Why did Taran bring me here? Does he suspect I had something to do with it?
Will they kill me next?
“Did you see anything?” asks Taran.
It takes me a moment to realize he’s talking to me. Ronan and Cyrus turn to hear my reply.
“No…I—I don’t know.”
“Don’t be frightened,” says Cyrus lazily, as if it bores him to have to comfort me. “You’re not in trouble. We just need to know what you saw.”
HadI seen something? I try to remember what had been happening around me. I moved up through the crowd. I chose that spot because…“There was a space there, next to him. I was at the back. I moved forward so I could see. And there was a space next to him like someone had been there before, but they left.”
“Go,” Ronan says to Taran.
“But sir—”
“Send in Stella. He may have an accomplice.”
Taran does as he’s asked.
Taking a deep breath, Ronan stretches and leans back against the wall, looking at me. He has the nerve to smirk.

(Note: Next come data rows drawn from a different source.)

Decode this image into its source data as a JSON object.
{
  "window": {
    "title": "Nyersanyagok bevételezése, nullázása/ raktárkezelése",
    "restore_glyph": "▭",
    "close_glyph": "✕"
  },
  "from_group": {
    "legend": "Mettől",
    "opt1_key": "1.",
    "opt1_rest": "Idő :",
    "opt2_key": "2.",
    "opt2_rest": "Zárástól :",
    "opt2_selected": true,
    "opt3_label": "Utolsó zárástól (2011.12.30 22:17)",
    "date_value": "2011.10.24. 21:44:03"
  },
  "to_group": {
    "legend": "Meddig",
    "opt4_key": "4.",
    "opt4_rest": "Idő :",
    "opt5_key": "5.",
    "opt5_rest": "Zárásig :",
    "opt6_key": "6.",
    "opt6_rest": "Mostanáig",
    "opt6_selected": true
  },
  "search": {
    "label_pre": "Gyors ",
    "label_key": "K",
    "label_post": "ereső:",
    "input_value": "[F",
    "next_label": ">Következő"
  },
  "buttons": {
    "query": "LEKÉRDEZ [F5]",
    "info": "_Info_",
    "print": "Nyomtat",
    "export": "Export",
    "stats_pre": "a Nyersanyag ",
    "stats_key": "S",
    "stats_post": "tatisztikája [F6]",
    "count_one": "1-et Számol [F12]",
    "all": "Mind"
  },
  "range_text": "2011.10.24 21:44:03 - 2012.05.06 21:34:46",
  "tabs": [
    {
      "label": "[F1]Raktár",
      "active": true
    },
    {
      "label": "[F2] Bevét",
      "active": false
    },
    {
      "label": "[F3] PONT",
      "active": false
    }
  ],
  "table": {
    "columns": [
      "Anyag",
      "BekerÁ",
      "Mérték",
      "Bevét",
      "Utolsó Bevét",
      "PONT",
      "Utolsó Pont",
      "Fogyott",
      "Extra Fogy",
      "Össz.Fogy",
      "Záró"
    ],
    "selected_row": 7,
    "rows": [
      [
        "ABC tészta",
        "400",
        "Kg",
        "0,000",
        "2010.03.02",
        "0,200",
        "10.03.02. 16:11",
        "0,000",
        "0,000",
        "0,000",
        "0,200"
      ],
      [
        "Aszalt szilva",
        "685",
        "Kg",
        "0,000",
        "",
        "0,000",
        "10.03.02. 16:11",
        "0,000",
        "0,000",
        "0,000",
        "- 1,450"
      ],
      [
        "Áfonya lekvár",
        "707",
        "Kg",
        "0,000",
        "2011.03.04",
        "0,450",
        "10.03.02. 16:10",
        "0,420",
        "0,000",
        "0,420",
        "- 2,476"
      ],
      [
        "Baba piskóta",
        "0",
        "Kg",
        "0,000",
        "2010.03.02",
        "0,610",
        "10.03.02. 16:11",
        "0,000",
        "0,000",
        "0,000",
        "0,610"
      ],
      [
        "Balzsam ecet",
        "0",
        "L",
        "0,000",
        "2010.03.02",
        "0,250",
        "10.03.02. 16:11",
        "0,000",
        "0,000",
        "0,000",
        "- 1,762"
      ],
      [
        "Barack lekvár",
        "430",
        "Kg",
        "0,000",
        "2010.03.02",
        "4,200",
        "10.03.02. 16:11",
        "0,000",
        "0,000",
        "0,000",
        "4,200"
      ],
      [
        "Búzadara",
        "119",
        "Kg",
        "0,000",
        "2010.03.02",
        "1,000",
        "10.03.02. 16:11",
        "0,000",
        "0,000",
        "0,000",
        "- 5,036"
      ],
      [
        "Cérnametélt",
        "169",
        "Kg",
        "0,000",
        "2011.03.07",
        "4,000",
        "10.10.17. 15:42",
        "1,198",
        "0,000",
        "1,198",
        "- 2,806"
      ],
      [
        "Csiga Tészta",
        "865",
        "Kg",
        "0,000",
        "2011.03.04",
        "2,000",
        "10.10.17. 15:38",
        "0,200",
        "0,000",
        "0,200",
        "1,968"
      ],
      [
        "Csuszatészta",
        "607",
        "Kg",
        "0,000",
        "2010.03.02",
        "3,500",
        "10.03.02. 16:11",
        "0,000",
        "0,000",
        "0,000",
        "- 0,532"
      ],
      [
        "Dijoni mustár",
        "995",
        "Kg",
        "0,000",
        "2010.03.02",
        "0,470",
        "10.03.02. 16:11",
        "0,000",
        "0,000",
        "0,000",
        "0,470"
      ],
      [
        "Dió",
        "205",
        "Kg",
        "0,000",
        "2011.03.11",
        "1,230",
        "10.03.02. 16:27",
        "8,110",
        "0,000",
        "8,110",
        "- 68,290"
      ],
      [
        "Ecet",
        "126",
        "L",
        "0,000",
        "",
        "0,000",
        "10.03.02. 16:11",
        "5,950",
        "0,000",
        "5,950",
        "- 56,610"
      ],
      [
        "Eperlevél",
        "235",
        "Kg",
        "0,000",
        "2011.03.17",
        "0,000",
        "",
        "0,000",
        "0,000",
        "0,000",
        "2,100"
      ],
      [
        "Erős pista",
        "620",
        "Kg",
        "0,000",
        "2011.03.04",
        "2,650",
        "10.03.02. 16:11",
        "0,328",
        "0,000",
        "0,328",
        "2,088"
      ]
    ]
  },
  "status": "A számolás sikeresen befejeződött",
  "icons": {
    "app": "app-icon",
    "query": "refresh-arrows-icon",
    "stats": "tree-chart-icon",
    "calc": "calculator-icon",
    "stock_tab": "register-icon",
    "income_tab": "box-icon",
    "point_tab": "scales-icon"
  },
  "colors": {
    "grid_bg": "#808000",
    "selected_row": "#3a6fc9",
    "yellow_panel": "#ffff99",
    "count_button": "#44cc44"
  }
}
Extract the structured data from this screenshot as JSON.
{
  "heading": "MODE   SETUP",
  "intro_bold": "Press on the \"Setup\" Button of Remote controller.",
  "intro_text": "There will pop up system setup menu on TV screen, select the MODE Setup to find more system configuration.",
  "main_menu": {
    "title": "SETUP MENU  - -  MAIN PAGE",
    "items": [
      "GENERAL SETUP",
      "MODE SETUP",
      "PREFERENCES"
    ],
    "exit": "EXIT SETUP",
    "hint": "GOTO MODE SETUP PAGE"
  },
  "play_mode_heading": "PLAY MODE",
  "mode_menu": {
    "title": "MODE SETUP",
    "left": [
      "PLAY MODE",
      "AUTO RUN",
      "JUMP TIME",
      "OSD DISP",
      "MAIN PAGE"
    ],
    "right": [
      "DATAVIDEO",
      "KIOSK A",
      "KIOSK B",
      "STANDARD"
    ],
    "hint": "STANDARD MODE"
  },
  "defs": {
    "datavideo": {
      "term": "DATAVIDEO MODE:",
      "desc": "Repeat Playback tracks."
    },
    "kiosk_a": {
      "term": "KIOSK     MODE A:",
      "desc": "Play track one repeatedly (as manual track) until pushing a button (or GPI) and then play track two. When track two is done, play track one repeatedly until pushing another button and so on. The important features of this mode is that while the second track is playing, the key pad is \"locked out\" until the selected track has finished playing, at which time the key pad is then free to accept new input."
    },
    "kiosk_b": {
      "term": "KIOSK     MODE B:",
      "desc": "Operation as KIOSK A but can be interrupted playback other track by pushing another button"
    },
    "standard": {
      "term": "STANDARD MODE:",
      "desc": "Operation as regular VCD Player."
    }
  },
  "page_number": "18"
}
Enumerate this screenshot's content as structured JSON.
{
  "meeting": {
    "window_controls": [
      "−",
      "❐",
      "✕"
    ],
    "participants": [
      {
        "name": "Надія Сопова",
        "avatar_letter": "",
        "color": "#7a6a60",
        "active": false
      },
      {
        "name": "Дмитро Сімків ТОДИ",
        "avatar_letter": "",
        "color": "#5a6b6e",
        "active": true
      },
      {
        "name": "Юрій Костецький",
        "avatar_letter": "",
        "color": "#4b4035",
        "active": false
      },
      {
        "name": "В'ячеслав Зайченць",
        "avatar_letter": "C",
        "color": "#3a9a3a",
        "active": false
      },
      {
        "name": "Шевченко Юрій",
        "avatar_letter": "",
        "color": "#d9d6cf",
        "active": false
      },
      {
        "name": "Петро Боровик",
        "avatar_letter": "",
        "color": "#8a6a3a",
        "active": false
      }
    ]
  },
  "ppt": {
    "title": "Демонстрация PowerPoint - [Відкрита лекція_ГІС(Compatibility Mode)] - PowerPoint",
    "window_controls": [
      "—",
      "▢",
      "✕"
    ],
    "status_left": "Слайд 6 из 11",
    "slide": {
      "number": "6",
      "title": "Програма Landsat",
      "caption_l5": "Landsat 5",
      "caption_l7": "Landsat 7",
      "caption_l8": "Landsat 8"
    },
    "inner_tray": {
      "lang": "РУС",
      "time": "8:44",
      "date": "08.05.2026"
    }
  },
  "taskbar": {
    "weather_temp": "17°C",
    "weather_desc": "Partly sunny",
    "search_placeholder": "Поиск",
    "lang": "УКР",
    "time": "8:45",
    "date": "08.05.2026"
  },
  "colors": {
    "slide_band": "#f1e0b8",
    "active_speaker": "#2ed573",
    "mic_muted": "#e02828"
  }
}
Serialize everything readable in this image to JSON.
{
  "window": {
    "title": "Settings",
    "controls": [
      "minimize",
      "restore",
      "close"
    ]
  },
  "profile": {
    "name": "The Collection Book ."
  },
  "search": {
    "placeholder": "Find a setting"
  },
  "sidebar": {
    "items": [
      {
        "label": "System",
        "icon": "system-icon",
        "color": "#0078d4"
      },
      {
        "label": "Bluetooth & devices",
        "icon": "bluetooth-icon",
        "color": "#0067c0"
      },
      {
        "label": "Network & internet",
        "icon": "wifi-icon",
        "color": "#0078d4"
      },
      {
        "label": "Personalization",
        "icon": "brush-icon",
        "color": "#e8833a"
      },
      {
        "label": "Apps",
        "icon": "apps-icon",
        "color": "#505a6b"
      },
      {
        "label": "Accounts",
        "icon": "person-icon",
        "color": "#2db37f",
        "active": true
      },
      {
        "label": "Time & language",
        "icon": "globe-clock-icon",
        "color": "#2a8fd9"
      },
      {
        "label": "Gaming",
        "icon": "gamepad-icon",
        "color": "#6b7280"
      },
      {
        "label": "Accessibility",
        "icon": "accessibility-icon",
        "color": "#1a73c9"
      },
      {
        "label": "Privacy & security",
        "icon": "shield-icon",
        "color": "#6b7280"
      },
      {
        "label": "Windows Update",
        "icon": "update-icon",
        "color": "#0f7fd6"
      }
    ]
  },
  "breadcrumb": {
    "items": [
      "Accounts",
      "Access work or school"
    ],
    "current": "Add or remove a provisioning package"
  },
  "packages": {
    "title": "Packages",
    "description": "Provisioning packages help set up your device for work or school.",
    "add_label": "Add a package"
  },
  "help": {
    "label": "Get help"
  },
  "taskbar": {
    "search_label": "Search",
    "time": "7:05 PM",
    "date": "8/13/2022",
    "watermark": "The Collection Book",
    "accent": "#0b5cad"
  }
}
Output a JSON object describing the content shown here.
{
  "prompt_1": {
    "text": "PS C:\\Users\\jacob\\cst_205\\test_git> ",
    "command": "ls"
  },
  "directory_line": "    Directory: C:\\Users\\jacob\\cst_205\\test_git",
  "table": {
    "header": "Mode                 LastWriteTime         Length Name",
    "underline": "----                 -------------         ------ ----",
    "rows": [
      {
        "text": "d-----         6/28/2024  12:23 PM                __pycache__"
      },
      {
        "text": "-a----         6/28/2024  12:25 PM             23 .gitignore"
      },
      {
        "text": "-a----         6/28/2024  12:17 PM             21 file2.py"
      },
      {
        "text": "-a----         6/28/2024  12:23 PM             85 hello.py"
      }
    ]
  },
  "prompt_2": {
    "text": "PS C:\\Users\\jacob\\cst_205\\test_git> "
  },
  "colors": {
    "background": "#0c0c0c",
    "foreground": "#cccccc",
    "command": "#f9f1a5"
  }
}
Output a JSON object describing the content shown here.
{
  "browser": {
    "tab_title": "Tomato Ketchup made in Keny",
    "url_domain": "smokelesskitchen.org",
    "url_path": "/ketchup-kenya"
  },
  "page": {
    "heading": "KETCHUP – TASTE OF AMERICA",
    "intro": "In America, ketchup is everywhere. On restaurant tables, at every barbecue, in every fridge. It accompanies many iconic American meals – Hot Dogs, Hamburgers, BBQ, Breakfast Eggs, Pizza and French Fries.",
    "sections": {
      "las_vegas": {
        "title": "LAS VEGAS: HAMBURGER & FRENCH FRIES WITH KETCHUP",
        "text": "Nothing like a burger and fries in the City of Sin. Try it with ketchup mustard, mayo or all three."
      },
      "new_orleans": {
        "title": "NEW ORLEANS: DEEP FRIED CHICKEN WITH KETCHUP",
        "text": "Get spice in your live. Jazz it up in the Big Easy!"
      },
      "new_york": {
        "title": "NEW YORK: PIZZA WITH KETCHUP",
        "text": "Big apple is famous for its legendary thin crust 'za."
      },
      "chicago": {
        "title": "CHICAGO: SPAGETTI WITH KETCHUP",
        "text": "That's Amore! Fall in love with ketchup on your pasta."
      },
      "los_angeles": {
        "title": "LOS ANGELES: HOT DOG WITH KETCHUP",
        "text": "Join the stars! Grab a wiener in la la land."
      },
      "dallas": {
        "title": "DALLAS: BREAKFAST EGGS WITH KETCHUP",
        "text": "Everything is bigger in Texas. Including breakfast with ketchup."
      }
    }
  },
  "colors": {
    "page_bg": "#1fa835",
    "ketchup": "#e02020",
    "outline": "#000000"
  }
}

Is this some kind of game to him? A man is dead on his order, a man that I’m genuinely hoping was planning to kill him so that I don’t have his death on my conscience, and he’s just smirking at me like he was dealt the best hand at the table, and everyone else has bet their fortune.
He’s slouching now against the wall, and I am once again one hundred percent certain he’s Soren. Either that, or the king has a secret, slum-dwelling twin.
Come to think of it, after everything I’ve heard about how royalty tends to carry on with the common folk, that’s not unlikely.
“Cyrus, you too. Go back to your quarters and check on Quinn.”
Cyrus doesn’t look like he minds being dismissed, nor does he perceive me as a threat. He leaves without so much as a glance in my direction.
Ronan turns to the guard Taran sent in. “Leave me alone with her.”
A shiver runs down my spine. What is he doing?
“But your majesty, Taran would—”
“I know what Taran would say. That’s why I sent him away.”
The guard swallows hard. She’s very young, and she clearly doesn’t know how far she should push against the king. Even when he’s doing something incredibly reckless, like asking to be left alone with someone who wants to kill him.
Maybe he wants to kill me, and he wants there to be no witnesses.
But I don’t see why that should be the case. Surely the king’s Grand Vizier and his guards would lie for him. Or they would even do the deed themselves.
“Sir, I—” the guard tries again.
“I’ll tell him I made you leave. Go.”
“Yes, sir.”
The guard leaves, shooting a nervous look in my direction.
We’re alone in the room.
Ronan looks at me for a long moment. It’s unfair that he can feel what I’m feeling, and I have no idea what’s going through his mind.